Having swollen feet and ankles is a common problem, especially at this time of year when temperatures are climbing. The swelling is caused by an accumulation of fluid: you might hear your podiatrist refer to this problem by its medical name, oedema. You develop oedema if fluid leaks from tiny blood vessels called capillaries into the surrounding tissue. Your feet and ankles are particularly prone to swelling due to the effect of gravity – it’s difficult for your circulatory system to carry the build-up of fluid away from these areas.
When your feet and ankles are puffy, the skin may look overstretched and shiny. The swelling makes you feel uncomfortable and stiff, so it’s more challenging than usual to be active. Your normal shoes and hosiery could well get too tight, in which case wearing them may lead to blisters and sores.
Swollen Feet and Ankles – Common Causes
- Hot weather – blood vessels expand, allowing heat to escape in order to help you cool down. However, fluid can easily escape too and flood your tissue.
- Sitting or standing for long periods – being stationary leads to poorer circulation and fluid pooling in your feet and ankles.
- Being overweight or obese – excess weight puts your lower limbs and circulation under strain, which makes fluid build-ups more likely.
- Ageing – as you get older, your circulatory system gets weaker. You’re therefore more susceptible to swollen feet and ankles.
- Eating too much salt – adults should consume less than six grams per day to help protect their circulation. Consuming too much disrupts your normal salt/water balance; your body tries to compensate by holding onto more fluid than it should.
- Side effect of some medications – you may develop oedema when taking certain prescription drugs, such as steroids and blood pressure tablets.
- Pregnancy – an expectant mother’s body retains more water than usual, while the weight of the baby can impair the circulation in her lower limbs, making swollen feet and ankles more likely.
Tips for Reducing the Swelling at Home
There are various ways you can try to relieve swollen feet and ankles. The aim is to boost your circulation and encourage blood vessels to reabsorb the fluid and carry it away.
- Raise your feet and ankles a little above heart level – you could lie down and rest them on pillows for half an hour. Gravity will help to move the fluid.
- Massage swollen areas – apply light pressure, working upwards from your feet.
- Try gentle exercise – lie on an exercise mat, raise your legs and make a pedalling motion, as if you’re riding a bike. Swimming can help too.
- Enjoy a footbath – place your feet and ankles in a bowl of warm water and Epsom salts to soothe them and improve blood flow. (Please note: diabetics shouldn’t soak their feet.)
- Take regular breaks if you have to stand or sit for long hours – ideally go for a walk.
- Reduce your salt intake, if you consume more than six grams per day, by avoiding foods such as crisps, microwave meals and cooking sauces.

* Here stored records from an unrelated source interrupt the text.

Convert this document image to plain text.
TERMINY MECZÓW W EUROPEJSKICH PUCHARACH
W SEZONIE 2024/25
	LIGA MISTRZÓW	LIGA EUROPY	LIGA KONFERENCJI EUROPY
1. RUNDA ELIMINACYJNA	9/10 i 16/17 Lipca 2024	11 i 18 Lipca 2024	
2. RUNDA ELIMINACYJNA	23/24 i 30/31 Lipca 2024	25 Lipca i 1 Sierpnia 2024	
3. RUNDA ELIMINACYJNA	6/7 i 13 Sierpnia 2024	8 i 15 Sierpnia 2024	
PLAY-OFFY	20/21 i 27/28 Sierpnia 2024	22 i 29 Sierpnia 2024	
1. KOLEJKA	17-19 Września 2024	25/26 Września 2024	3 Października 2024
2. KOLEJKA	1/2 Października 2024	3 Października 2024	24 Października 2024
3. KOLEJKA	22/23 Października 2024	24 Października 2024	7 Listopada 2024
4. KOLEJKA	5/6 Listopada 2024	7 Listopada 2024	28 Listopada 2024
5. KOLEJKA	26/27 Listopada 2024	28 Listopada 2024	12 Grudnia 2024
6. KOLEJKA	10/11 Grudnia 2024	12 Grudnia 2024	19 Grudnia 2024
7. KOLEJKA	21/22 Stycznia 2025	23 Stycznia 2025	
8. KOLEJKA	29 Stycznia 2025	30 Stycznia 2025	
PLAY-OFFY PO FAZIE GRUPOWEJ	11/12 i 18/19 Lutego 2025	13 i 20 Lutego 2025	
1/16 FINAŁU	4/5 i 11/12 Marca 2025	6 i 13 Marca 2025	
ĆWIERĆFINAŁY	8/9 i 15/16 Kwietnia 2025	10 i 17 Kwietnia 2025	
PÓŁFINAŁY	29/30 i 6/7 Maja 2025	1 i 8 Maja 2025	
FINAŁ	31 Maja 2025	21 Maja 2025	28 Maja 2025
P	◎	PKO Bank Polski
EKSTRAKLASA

- Stay well hydrated – drink about two litres of water per day. Your body ends up holding onto more fluid than it should if you’re dehydrated.
- Wear comfortable, breathable shoes – this isn’t the time to be squeezing your feet into impractical footwear. You may need slightly bigger socks – wear some that cool feet by wicking away sweat.
Expert Help for Foot and Ankle Swelling
At-home remedies can help you to manage foot and ankle swelling, but if the problem lasts more than a few days or you find it very frustrating, do see our podiatry team for a professional examination, advice and treatment. We can also help you to decide if compression socks (which can prevent further episodes of swelling) are right for you.
It may be the case that the swelling is a sign of an underlying health problem; for example, an injury, infection, blood vessel damage or Charcot foot. So it’s important that you get professional help.
There’s a small chance that foot and ankle swelling points to a life-threatening condition such as a blood clot. If the swelling is sudden and severe, is accompanied by other symptoms such as pain or affects only one side of the body, seek emergency medical assistance.
But please keep in mind that such emergencies are relatively rare and oedema can usually be managed at home and with help from your podiatrist.